A Liverpool cabbie who organises outings for children in care and families in need joins senior police officers, politicians and business people in this year’s New Year honours list.
Bernie Buxton was awarded the MBE for his charitable services as the founder of the Liverpool Taxi Drivers children in care outing fund. It is estimated that as many as 10,000 children have been taken on trips since the charity was founded in 1985.
He has raised funds for the twice-yearly outings with the support of his fellow cabbies and the generosity of the public.
Bernie, 70, said: “I’m over the moon to be honest and it hasn’t sunk in.
“It’s been the hardest secret to keep for the last six weeks and I don’t know how I’ve done it to be honest.
“My partner kept asking what that letter from the Government was all about.
“I’ve got the award but it belongs to all the cabbies who have supported me and everyone who has sponsored us over the years and of course all the children themselves because there wouldn’t be a charity without them. I can’t thank them all enough. It’s down to the hard work of everyone.”
He added: “The ceremony is at St James’ Palace in July so I’ve got to get myself a new suit.
“I’m 70 now but I’m a young 70 and I’m going to keep going because I don’t believe in putting my feet up. I want to keep doing this for another 30 years.”
Senior Merseyside police officer, Chief Superintendent Jon Ward, receives the Queen’s Police Medal. He is the second member of his family to be given the accolade, after his brother, Assistant Chief Constable Andy Ward, was given the honour in the Queen’s Birthday Honours last year.
Chief Supt Ward joined Merseyside police as a Constable in 1987, when he walked the beat in Sefton. He is now lead match commander for games at Liverpool and Everton football clubs.
Merseyside Chief Constable Sir Jon Murphy said: “Jon has 28 years’ experience and is held in high regard by his colleagues. I am delighted that he has received this honour in recognition of his commitment and dedication to the police service.”
Dan Stephens, chief fire officer with Merseyside Fire and Rescue Service, also receives the Queen’s Fire Service Medal.
And there were also many unsung men and women from across the Merseyside region who were recognised for their many decades of tireless work in helping others.
Margaret Hawkes, a foster carer from Bromborough, Wirral, received an MBE for services to children and families. She has been fostering since retiring in 1975 and has helped more than 200 children, almost all with severe mental or physical problems.
Margaret, 77, said: “I see it as an honour for all foster carers.
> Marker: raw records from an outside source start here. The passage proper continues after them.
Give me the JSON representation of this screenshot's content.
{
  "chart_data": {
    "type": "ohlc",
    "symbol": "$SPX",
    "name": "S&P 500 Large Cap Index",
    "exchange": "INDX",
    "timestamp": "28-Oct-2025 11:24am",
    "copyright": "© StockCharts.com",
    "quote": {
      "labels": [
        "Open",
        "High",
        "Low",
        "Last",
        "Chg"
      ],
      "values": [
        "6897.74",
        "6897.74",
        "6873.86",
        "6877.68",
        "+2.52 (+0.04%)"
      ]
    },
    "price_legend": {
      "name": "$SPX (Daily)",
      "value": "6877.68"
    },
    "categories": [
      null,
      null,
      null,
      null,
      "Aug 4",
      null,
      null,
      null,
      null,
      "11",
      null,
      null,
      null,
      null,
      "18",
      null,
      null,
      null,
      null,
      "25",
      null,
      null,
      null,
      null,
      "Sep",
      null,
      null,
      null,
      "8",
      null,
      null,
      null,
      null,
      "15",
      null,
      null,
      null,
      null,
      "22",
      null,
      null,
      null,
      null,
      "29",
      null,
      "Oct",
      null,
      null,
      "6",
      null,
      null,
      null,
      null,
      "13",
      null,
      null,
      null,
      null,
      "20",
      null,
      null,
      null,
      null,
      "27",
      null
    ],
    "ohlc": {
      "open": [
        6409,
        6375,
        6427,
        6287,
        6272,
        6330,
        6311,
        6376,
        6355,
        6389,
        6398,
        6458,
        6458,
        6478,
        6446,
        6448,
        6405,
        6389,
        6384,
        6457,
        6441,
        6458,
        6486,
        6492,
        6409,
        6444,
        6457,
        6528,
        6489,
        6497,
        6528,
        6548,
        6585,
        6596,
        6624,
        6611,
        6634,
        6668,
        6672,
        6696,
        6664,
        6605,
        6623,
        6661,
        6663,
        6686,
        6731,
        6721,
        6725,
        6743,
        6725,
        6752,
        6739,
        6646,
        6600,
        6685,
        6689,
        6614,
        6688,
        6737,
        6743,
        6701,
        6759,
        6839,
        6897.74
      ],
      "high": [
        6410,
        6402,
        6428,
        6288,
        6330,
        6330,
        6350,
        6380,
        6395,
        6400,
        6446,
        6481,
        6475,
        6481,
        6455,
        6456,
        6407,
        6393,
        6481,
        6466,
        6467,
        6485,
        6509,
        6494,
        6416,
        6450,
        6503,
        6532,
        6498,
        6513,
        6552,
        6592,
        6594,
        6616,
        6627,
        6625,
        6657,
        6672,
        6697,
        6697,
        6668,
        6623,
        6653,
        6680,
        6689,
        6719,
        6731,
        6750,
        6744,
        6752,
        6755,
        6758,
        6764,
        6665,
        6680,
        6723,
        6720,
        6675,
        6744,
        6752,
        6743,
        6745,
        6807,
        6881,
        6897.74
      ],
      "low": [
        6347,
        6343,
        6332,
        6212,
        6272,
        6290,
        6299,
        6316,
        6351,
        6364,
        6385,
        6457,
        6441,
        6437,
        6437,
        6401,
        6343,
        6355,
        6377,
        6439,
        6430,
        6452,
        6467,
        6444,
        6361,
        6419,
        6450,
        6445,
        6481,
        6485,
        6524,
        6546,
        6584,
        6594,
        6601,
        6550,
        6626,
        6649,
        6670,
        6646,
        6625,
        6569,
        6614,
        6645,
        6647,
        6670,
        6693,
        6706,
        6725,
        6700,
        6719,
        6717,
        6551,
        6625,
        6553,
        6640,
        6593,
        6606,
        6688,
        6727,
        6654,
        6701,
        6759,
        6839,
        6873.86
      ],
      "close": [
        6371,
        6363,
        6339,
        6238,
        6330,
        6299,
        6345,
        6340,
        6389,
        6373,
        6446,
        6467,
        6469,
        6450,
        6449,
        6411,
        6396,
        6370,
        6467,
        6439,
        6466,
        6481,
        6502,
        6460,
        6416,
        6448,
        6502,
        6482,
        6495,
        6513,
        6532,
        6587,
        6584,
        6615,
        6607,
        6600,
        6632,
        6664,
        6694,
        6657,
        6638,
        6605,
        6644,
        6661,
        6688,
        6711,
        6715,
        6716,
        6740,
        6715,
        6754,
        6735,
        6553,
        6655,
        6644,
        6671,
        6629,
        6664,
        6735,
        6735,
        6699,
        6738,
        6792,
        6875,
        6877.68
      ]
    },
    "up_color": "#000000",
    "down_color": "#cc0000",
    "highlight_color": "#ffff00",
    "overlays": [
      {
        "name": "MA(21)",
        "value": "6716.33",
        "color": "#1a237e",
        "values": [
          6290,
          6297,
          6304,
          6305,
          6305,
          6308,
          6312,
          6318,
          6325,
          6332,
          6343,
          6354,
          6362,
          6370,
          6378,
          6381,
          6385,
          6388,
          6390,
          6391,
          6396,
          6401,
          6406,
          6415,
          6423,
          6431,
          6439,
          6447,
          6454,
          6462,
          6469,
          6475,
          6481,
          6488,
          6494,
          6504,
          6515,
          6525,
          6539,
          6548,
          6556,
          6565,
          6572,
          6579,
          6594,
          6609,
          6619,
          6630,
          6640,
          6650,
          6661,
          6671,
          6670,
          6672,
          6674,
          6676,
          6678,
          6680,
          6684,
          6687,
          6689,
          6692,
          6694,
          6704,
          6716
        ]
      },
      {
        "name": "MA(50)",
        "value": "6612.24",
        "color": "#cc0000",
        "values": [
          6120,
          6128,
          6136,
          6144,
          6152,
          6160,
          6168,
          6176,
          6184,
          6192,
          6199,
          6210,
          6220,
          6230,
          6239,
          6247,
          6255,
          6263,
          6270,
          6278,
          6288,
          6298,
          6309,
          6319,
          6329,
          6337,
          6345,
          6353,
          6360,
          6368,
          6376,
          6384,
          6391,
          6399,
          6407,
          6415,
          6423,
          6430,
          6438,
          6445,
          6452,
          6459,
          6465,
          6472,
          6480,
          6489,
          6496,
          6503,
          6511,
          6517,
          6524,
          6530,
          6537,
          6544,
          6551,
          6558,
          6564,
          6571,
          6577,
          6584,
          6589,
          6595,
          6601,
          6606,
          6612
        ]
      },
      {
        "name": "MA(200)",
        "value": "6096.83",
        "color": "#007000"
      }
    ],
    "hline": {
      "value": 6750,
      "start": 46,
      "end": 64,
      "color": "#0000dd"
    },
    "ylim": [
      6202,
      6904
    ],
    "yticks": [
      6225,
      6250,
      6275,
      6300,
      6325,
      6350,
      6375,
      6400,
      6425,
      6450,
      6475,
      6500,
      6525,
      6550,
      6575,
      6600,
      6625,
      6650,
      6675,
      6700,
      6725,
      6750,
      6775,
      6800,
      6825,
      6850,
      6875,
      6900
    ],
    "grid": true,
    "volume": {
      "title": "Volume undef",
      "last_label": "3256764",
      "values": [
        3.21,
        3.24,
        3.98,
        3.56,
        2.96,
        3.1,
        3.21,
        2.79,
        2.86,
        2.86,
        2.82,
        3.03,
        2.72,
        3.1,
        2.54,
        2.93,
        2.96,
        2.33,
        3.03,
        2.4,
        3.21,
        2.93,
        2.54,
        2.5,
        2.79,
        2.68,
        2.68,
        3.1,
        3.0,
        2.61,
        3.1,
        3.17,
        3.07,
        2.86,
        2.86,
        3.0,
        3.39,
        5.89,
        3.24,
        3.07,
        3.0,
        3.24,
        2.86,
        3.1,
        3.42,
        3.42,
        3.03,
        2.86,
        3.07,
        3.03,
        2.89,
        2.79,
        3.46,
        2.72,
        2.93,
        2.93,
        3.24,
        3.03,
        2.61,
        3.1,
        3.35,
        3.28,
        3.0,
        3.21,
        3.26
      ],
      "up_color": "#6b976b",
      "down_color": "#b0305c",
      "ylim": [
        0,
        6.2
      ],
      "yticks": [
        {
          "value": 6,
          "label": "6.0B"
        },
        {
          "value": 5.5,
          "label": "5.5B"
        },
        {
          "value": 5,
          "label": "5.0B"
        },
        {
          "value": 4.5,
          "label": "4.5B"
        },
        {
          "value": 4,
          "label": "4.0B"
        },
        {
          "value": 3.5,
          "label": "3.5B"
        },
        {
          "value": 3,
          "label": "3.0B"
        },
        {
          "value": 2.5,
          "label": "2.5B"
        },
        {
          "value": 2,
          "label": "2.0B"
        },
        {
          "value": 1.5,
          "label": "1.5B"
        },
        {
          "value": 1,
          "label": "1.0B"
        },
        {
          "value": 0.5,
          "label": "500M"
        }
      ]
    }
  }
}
We are often very much in the background with social workers in the foreground and lots of carers don’t get the recognition they deserve.
“I get so much satisfaction from foster caring that I will keep fostering until they tell me not to.”
Geoffrey Williams, who lives in Birkdale, received a British Empire Medal (BEM) for his services to the Southport Talking Newspaper for the Blind.
The 79-year-old said the talking newspaper is “greatly appreciated” by their blind and partially sighted listeners who would “otherwise lose touch with the community.”
Sharon Tinn, a Learning in the Community worker based in Ellesmere Port, was also a recipient of a BEM for services to adult education. She said: “I love what I do and being able to go out in the community and meet people and unlock their potential is special.
“It doesn’t matter who they are – I want to help them make new friends, meet people and do something different.”